Speaking at a press scrum Thursday, Marc Tanguay, interim Quebec Liberal Party leader, said the university is justified in cancelling the program.

"Now they have to think ahead about investing that amount of money -- $50 million -- considering that that decision taken by this government will impair their financial capacity," he told reporters.

"I think that's a great program, it has to go forward, but I understand perfectly [for] McGill University to say, 'okay we'll have a standstill, and we'll need to have a conversation with the [higher education] minister.'"

"It's a pity, it's a bad decision from the CAQ government," he continued.

Meanwhile, Québec solidaire (QS) and the Parti Québecois (PQ) questioned whether McGill is making a "retaliatory" move.

"They should put in place this program. It's important that we promote French anywhere, anytime, and the debate we have now with the CAQ measure should not stop McGill [from implementing] that," said QS MNA Alexandre Leduc.

"Is it retaliation [...] from McGill to the government? It's weird, honestly.

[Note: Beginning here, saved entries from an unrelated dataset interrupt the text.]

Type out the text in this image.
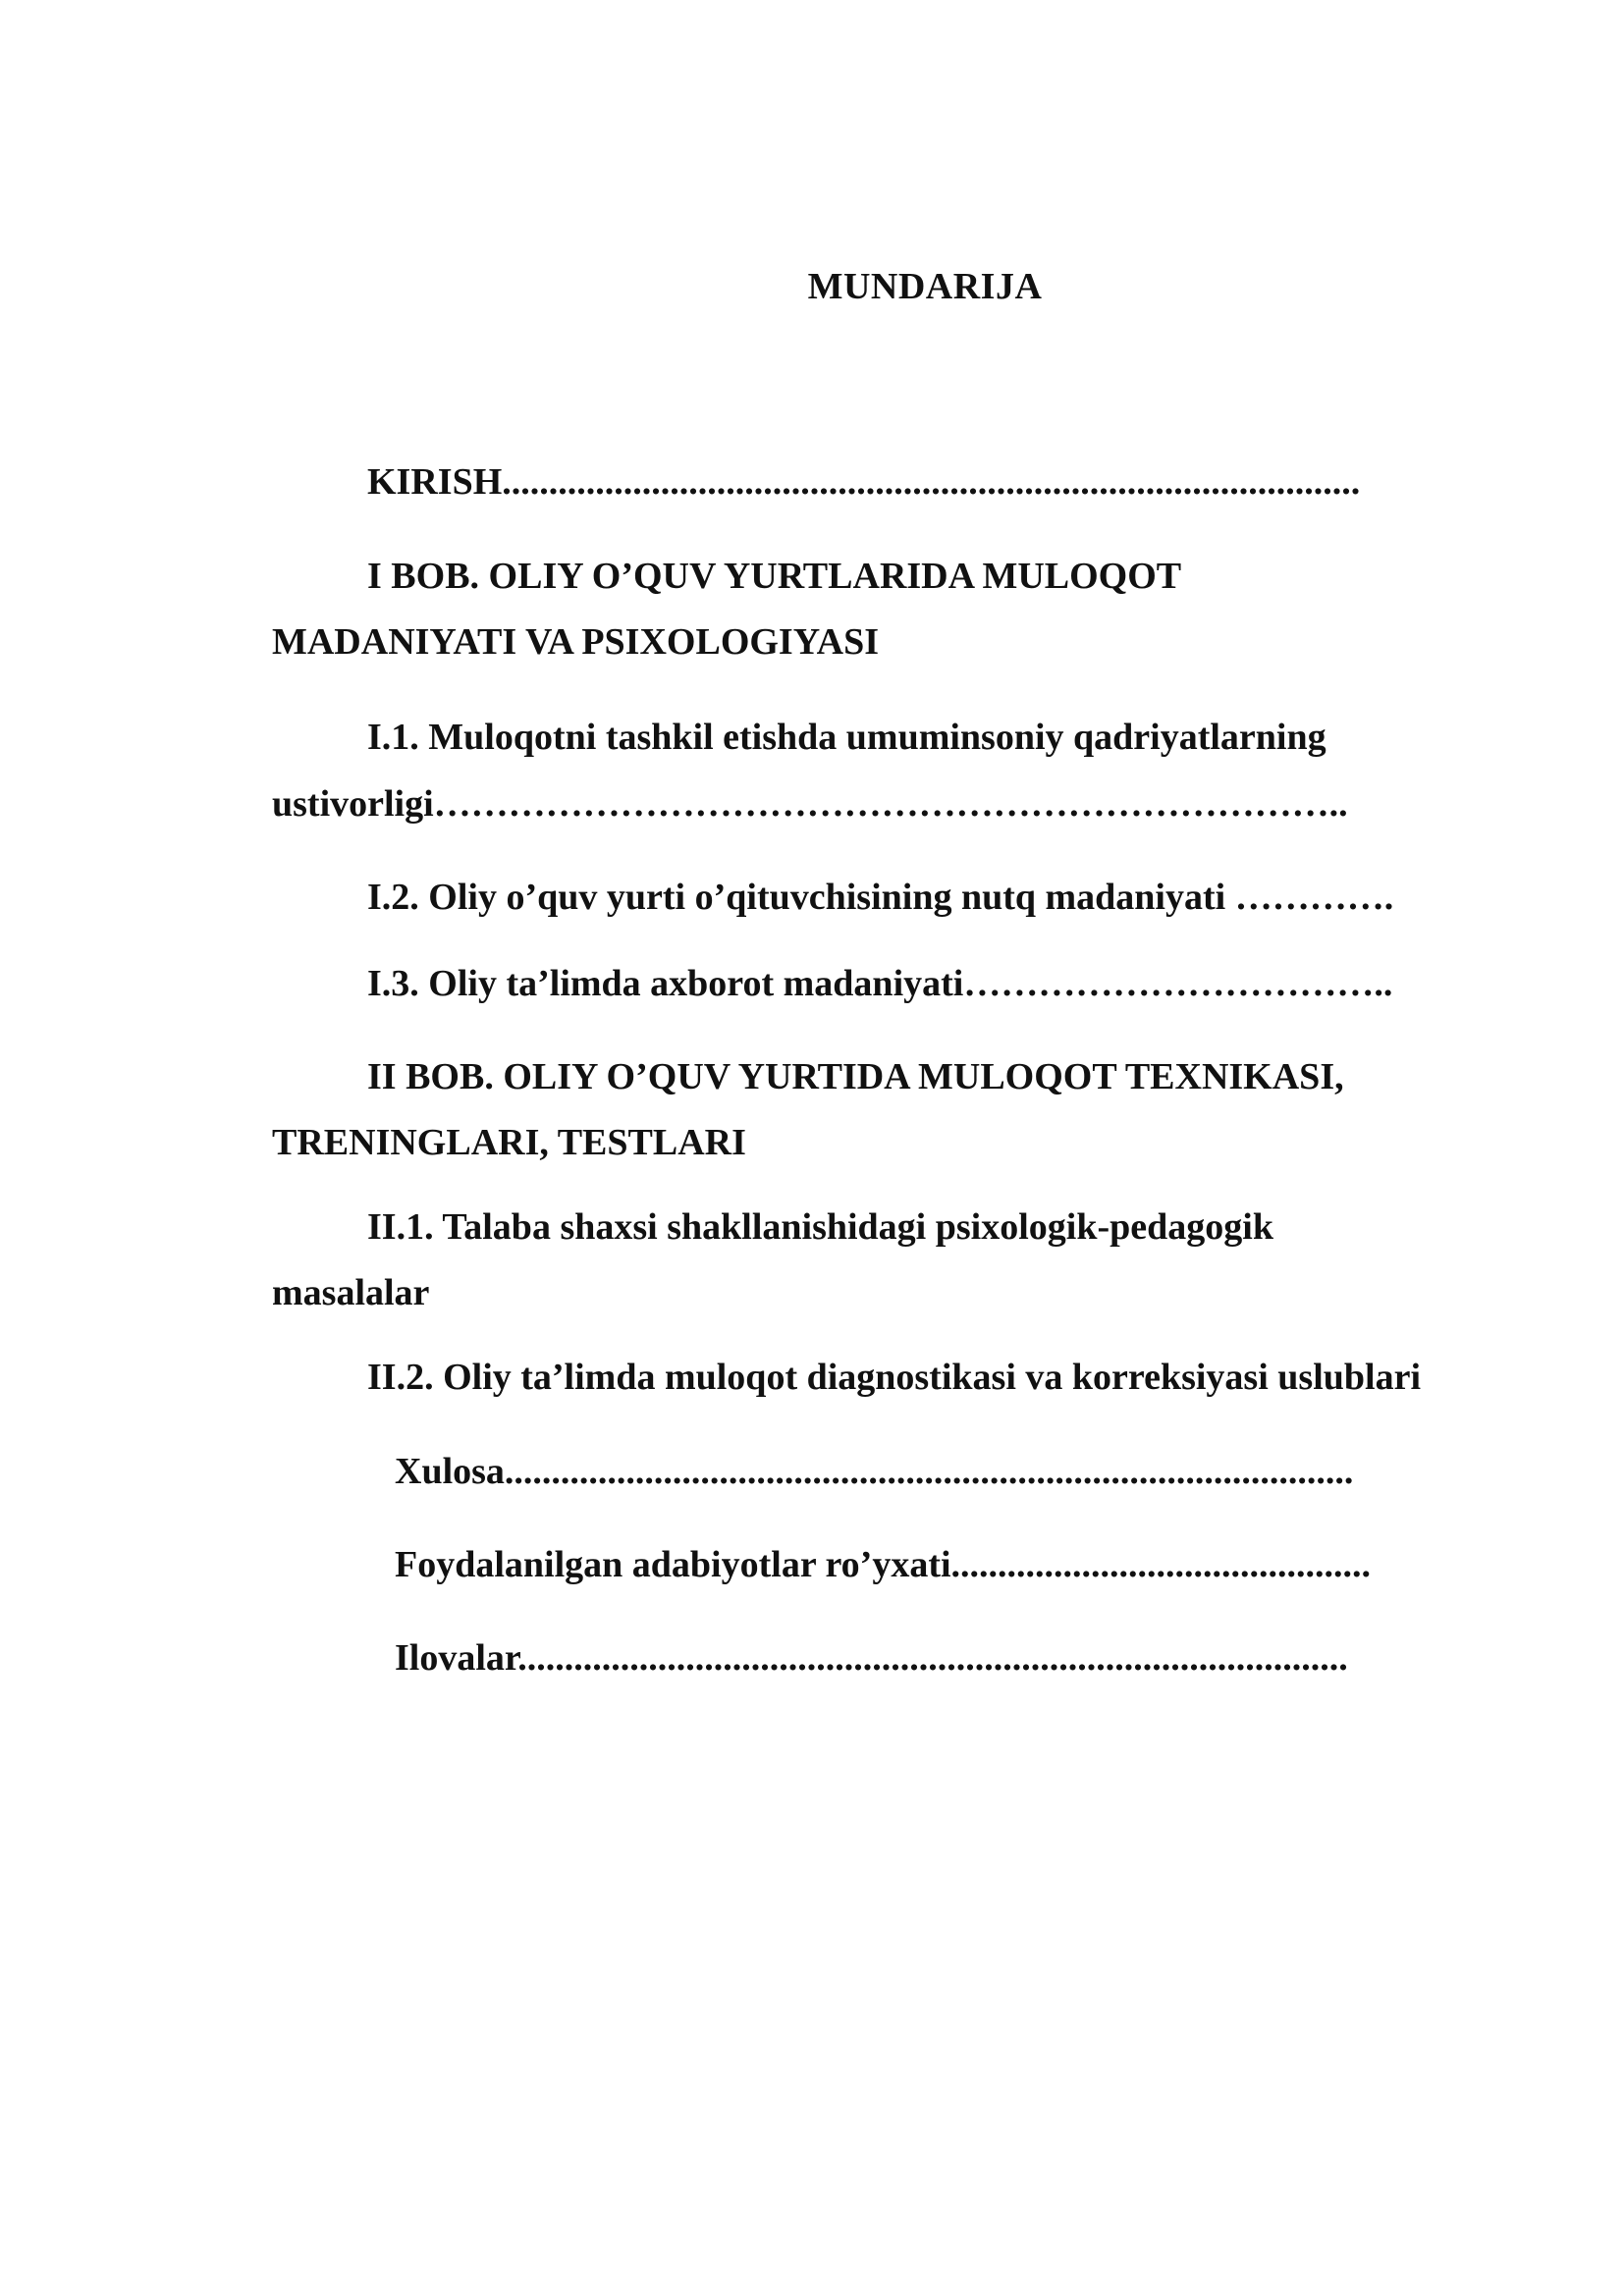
MUNDARIJA
KIRISH............................................................................................
I BOB. OLIY O’QUV YURTLARIDA MULOQOT
MADANIYATI VA PSIXOLOGIYASI
I.1. Muloqotni tashkil etishda umuminsoniy qadriyatlarning
ustivorligi………………………………………………………………..
I.2. Oliy o’quv yurti o’qituvchisining nutq madaniyati ………….
I.3. Oliy ta’limda axborot madaniyati……………………………..
II BOB. OLIY O’QUV YURTIDA MULOQOT TEXNIKASI,
TRENINGLARI, TESTLARI
II.1. Talaba shaxsi shakllanishidagi psixologik-pedagogik
masalalar
II.2. Oliy ta’limda muloqot diagnostikasi va korreksiyasi uslublari
Xulosa...........................................................................................
Foydalanilgan adabiyotlar ro’yxati.............................................
Ilovalar.........................................................................................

They should go and provide the program as they planned to do," he added.

"Parallel to that, we should have a discussion, 'is that a good measure from the government, is that a good way to promote French?'" he said in reference to the tuition hike. 

Leduc noted that QS is working on a proposal to be presented in the coming days "because we don't think it's exactly the good way to go."

PQ leader Paul St-Pierre Plamondon made a similar, albeit firmer, point.

"It looks like retaliation. In which case we need to ask, should the government take back the $1 billion gift for the Royal Vic?" he said, referring to McGill's plans to transform the old Royal Victoria Hospital site into a research and learning centre.

"If the program was legitimate and useful, why that kind of reaction of retaliation? I think it's very difficult to defend."